If I have:
node foo.js | node bar.js
is there a way to determine if there is a queue in between them that's building up? in other words if the producer is outpacing the consumer w.r.t. stdio?
If I have:
node foo.js | node bar.js
is there a way to determine if there is a queue in between them that's building up? in other words if the producer is outpacing the consumer w.r.t. stdio?
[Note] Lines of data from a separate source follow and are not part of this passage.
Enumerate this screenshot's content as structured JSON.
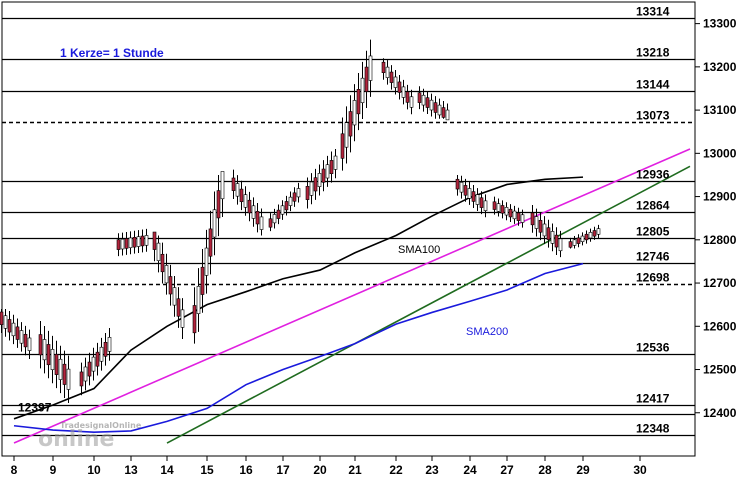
{
  "chart_data": {
    "type": "candlestick",
    "annotation": "1 Kerze= 1 Stunde",
    "x_ticks": [
      "8",
      "9",
      "10",
      "13",
      "14",
      "15",
      "16",
      "17",
      "20",
      "21",
      "22",
      "23",
      "24",
      "27",
      "28",
      "29",
      "30"
    ],
    "y_ticks": [
      12400,
      12500,
      12600,
      12700,
      12800,
      12900,
      13000,
      13100,
      13200,
      13300
    ],
    "ylim": [
      12300,
      13350
    ],
    "levels": [
      {
        "value": 13314,
        "label": "13314",
        "style": "solid"
      },
      {
        "value": 13218,
        "label": "13218",
        "style": "solid"
      },
      {
        "value": 13144,
        "label": "13144",
        "style": "solid"
      },
      {
        "value": 13073,
        "label": "13073",
        "style": "dashed"
      },
      {
        "value": 12936,
        "label": "12936",
        "style": "solid"
      },
      {
        "value": 12864,
        "label": "12864",
        "style": "solid"
      },
      {
        "value": 12805,
        "label": "12805",
        "style": "solid"
      },
      {
        "value": 12746,
        "label": "12746",
        "style": "solid"
      },
      {
        "value": 12698,
        "label": "12698",
        "style": "dashed"
      },
      {
        "value": 12536,
        "label": "12536",
        "style": "solid"
      },
      {
        "value": 12417,
        "label": "12417",
        "style": "solid"
      },
      {
        "value": 12397,
        "label": "12397",
        "style": "solid"
      },
      {
        "value": 12348,
        "label": "12348",
        "style": "solid"
      }
    ],
    "series": [
      {
        "name": "SMA100",
        "color": "#000000",
        "points": [
          [
            "8",
            12386
          ],
          [
            "9",
            12418
          ],
          [
            "10",
            12456
          ],
          [
            "13",
            12545
          ],
          [
            "14",
            12600
          ],
          [
            "15",
            12650
          ],
          [
            "16",
            12680
          ],
          [
            "17",
            12710
          ],
          [
            "20",
            12730
          ],
          [
            "21",
            12770
          ],
          [
            "22",
            12810
          ],
          [
            "23",
            12855
          ],
          [
            "24",
            12898
          ],
          [
            "27",
            12928
          ],
          [
            "28",
            12940
          ],
          [
            "29",
            12945
          ]
        ]
      },
      {
        "name": "SMA200",
        "color": "#1a1adc",
        "points": [
          [
            "8",
            12370
          ],
          [
            "9",
            12360
          ],
          [
            "10",
            12355
          ],
          [
            "13",
            12358
          ],
          [
            "14",
            12380
          ],
          [
            "15",
            12410
          ],
          [
            "16",
            12465
          ],
          [
            "17",
            12500
          ],
          [
            "20",
            12530
          ],
          [
            "21",
            12560
          ],
          [
            "22",
            12605
          ],
          [
            "23",
            12632
          ],
          [
            "24",
            12658
          ],
          [
            "27",
            12684
          ],
          [
            "28",
            12722
          ],
          [
            "29",
            12745
          ]
        ]
      }
    ],
    "trendlines": [
      {
        "color": "#e020e0",
        "from": [
          "8",
          12330
        ],
        "to": [
          "30",
          13010
        ]
      },
      {
        "color": "#1f6b1f",
        "from": [
          "14",
          12330
        ],
        "to": [
          "30",
          12970
        ]
      }
    ],
    "candles_by_day": [
      {
        "day": "8",
        "open": 12620,
        "high": 12640,
        "low": 12460,
        "close": 12560
      },
      {
        "day": "9",
        "open": 12560,
        "high": 12710,
        "low": 12420,
        "close": 12480
      },
      {
        "day": "10",
        "open": 12480,
        "high": 12640,
        "low": 12440,
        "close": 12560
      },
      {
        "day": "13",
        "open": 12790,
        "high": 12830,
        "low": 12690,
        "close": 12800
      },
      {
        "day": "14",
        "open": 12800,
        "high": 12810,
        "low": 12560,
        "close": 12620
      },
      {
        "day": "15",
        "open": 12620,
        "high": 12950,
        "low": 12560,
        "close": 12930
      },
      {
        "day": "16",
        "open": 12930,
        "high": 12990,
        "low": 12810,
        "close": 12840
      },
      {
        "day": "17",
        "open": 12840,
        "high": 12940,
        "low": 12820,
        "close": 12910
      },
      {
        "day": "20",
        "open": 12910,
        "high": 13010,
        "low": 12820,
        "close": 12980
      },
      {
        "day": "21",
        "open": 13020,
        "high": 13310,
        "low": 12960,
        "close": 13200
      },
      {
        "day": "22",
        "open": 13200,
        "high": 13220,
        "low": 13070,
        "close": 13120
      },
      {
        "day": "23",
        "open": 13130,
        "high": 13220,
        "low": 13080,
        "close": 13090
      },
      {
        "day": "24",
        "open": 12930,
        "high": 12950,
        "low": 12810,
        "close": 12880
      },
      {
        "day": "27",
        "open": 12880,
        "high": 12930,
        "low": 12820,
        "close": 12850
      },
      {
        "day": "28",
        "open": 12850,
        "high": 12930,
        "low": 12760,
        "close": 12790
      },
      {
        "day": "29",
        "open": 12790,
        "high": 12860,
        "low": 12780,
        "close": 12820
      }
    ]
  },
  "watermark": {
    "top": "TradesignalOnline",
    "main": "online"
  },
  "colors": {
    "bull": "#ffffff",
    "bear": "#b2243c",
    "grid": "#000000"
  }
}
You can use ioctl(,FIONREAD,) on pipes in Linux to get the current number of bytes available to read. This might be found in man 7 pipe (FIONREAD is also in man tty_ioctl). You can either integrate this into your application or run something like this bit of perl in parallel with it, using the pipe as stdin:
#!/usr/bin/perl
# https://unix.stackexchange.com/a/440361/119298
use strict;
require 'sys/ioctl.ph';
my $v = pack("l",0);
$| = 1;
# while(1)
{
die "ioctl: $!" if ioctl(STDIN, &FIONREAD, $v)!=0;
my @r = unpack("l",$v);
printf "%d ",$r[0];
# sleep 1;
}
So the usage would be
node foo.js | (myperl & node bar.js)
Try it out with something like
while sleep 1;do date;done |
while sleep 1.1;do myperl 2>/dev/null; dd status=none count=1 bs=20;done
I get warnings from perl about _FORTIFY_SOURCE, hence the stderr redirection. The dd reads less than the length of date so you can see the result gradually increasing.
For completeness, you can get the capacity of a pipe with fcntl(,F_GETPIPE_SZ) and set it with fcntl(,F_SETPIPE_SZ,newvalue) up to /proc/sys/fs/pipe-max-size (unless root or have CAP_SYS_RESOURCE). See man fcntl.